Dans un communiqué publié le 8 juin 2026, le ministère de la Jeunesse, des Sports, du Rayonnement culturel et des Arts chargé de la Vie associative a rappelé que toute activité liée à l’Iboga est désormais soumise à une autorisation préalable délivrée par les services compétents du ministère de la Culture. Cette décision s’inscrit dans la volonté du gouvernement de mieux encadrer l’accès à une ressource considérée comme stratégique, tout en luttant contre les exploitations non autorisées et les risques d’appropriation illégitime des savoirs traditionnels qui lui sont associés.
Cette nouvelle orientation gouvernementale trouve son fondement dans le décret du 22 mai 2026 réglementant l’accès, l’utilisation, l’exploitation, la recherche, la transformation et la commercialisation de l’Iboga ainsi que de ses dérivés. Le texte vise également la protection des connaissances traditionnelles détenues par les communautés gabonaises. Désormais, toute initiative impliquant cette plante, qu’elle soit scientifique, commerciale ou culturelle, devra respecter un cadre juridique strict défini par l’État.

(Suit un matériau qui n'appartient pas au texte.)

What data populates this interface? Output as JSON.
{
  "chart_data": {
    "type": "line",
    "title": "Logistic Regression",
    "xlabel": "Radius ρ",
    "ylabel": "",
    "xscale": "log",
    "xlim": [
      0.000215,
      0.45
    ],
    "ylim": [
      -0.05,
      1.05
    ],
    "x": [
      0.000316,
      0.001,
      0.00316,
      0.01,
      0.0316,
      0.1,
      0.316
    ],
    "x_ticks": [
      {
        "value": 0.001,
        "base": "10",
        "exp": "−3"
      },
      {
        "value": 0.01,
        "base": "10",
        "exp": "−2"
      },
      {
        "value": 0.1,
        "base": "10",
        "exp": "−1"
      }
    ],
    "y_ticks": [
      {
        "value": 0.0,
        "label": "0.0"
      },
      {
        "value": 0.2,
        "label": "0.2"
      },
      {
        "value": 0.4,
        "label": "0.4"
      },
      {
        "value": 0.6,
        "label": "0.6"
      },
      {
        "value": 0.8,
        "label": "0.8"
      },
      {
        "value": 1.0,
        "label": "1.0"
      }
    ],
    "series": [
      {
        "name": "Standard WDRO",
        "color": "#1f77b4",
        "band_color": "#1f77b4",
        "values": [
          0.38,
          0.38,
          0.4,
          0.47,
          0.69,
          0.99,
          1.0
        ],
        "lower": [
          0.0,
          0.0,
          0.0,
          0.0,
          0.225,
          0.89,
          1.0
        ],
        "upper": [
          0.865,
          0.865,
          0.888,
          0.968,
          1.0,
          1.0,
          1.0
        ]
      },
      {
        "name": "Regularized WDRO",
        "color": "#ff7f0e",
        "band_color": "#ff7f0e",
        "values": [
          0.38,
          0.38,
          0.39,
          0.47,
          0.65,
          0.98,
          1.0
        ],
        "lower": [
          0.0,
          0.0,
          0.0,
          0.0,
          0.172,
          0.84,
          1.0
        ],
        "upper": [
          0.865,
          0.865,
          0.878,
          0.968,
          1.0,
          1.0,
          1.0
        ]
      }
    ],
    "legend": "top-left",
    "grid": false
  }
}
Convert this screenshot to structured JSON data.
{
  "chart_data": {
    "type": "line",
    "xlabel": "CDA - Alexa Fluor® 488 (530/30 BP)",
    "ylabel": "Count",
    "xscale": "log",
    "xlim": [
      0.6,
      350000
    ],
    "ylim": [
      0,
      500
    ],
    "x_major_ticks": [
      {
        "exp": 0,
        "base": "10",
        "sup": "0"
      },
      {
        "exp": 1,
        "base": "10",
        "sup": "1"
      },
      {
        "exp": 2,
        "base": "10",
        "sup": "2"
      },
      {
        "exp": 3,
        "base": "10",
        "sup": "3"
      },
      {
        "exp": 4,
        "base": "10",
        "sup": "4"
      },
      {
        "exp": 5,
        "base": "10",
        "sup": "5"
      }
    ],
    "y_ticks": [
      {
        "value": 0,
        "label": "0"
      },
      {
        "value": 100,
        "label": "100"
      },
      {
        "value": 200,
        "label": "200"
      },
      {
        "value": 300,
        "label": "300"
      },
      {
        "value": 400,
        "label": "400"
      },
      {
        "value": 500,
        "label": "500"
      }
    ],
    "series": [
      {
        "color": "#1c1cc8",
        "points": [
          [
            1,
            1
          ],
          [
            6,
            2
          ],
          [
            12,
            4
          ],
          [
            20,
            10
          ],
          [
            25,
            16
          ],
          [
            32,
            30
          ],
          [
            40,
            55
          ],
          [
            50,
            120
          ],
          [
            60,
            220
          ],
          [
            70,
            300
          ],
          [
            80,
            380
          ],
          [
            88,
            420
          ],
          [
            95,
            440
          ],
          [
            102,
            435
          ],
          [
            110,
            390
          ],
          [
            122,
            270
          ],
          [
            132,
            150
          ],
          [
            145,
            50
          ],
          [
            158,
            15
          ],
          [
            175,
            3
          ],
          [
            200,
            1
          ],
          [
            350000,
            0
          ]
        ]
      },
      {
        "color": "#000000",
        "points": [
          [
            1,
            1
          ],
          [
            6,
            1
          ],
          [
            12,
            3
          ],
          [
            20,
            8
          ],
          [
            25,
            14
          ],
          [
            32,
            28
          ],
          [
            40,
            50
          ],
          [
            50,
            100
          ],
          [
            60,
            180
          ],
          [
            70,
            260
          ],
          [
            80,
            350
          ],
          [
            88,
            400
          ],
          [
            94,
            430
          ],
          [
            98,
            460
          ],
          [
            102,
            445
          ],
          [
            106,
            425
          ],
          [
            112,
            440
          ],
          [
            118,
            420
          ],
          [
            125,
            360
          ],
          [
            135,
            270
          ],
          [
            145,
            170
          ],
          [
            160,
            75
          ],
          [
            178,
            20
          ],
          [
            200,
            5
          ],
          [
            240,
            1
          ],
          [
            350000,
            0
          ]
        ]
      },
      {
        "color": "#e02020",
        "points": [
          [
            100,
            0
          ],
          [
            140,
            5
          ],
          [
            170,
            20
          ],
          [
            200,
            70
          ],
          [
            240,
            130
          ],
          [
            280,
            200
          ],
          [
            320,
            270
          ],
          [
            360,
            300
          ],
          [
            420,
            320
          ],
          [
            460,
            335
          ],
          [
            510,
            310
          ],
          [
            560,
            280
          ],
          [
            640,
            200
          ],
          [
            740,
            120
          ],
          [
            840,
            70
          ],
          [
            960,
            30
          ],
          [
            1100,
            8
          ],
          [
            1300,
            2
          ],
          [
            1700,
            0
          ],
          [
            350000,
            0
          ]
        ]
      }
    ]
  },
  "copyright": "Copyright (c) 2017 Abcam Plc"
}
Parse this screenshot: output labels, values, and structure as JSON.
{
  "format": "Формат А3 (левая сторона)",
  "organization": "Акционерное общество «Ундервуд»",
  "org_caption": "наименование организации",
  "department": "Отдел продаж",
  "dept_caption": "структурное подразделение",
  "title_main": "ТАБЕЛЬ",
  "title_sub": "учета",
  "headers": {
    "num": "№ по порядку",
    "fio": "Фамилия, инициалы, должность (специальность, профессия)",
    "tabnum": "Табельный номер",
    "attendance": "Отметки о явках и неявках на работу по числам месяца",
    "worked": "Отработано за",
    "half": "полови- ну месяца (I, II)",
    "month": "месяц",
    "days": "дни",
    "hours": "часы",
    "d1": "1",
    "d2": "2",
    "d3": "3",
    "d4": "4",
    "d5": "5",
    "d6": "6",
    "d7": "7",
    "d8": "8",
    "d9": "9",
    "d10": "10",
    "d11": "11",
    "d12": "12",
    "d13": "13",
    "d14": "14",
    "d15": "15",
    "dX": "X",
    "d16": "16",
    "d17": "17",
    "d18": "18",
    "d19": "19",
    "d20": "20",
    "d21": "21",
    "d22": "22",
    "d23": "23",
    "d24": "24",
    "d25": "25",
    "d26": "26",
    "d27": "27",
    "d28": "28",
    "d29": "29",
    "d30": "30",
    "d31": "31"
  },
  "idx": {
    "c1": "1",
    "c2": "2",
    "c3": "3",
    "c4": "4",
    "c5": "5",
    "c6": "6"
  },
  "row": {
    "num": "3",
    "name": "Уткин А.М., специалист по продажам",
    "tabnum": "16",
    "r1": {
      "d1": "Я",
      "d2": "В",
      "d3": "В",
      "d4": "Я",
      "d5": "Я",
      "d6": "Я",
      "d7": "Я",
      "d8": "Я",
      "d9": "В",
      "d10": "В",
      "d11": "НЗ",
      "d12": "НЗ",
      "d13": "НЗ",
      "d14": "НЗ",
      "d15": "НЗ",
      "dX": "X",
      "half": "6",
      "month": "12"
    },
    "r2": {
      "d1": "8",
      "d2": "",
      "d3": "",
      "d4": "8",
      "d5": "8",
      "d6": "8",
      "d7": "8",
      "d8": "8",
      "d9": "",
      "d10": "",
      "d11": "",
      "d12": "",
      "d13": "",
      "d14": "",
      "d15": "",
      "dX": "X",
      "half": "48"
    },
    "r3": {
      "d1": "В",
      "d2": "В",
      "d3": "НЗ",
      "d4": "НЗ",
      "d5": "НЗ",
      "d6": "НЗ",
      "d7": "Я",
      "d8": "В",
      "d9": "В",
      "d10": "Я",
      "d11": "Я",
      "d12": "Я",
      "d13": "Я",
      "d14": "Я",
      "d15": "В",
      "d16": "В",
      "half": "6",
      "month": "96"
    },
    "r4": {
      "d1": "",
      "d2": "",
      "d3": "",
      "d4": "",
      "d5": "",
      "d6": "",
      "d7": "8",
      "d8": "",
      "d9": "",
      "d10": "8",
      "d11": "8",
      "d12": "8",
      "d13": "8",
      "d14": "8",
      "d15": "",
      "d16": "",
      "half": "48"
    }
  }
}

L’une des particularités de ce dispositif réside dans son champ d’application particulièrement étendu. Il concerne aussi bien les personnes physiques que morales, nationales ou étrangères. Plus encore, la réglementation s’applique aux activités réalisées hors du territoire gabonais dès lors qu’elles portent sur l’Iboga ou sur les savoirs traditionnels qui lui sont liés. Une disposition qui traduit la volonté des autorités de protéger ce patrimoine au-delà des frontières nationales et de prévenir toute exploitation échappant au contrôle de l’État.
Au-delà des considérations administratives, le gouvernement présente cette réforme comme un acte de souveraineté culturelle. Les autorités entendent protéger le caractère sacré de l’Iboga tout en garantissant une meilleure reconnaissance des communautés autochtones et traditionnelles qui en assurent la préservation depuis des générations. Dans un contexte marqué par une compétition internationale croissante autour des ressources naturelles et des connaissances ancestrales, Libreville cherche ainsi à affirmer son autorité sur ce que beaucoup considèrent désormais comme un véritable trésor national.
Avec ce nouveau cadre réglementaire, le Gabon franchit une étape importante dans la protection et la valorisation de l’Iboga. Entre préservation du patrimoine culturel, défense des savoirs traditionnels et affirmation de la souveraineté nationale, les autorités espèrent mettre fin aux exploitations anarchiques et mieux encadrer les multiples usages de cette plante emblématique. Reste désormais à veiller à l’application effective de ces mesures afin que l’« or spirituel » gabonais profite d’abord aux communautés qui en sont les gardiennes et à la nation tout entière.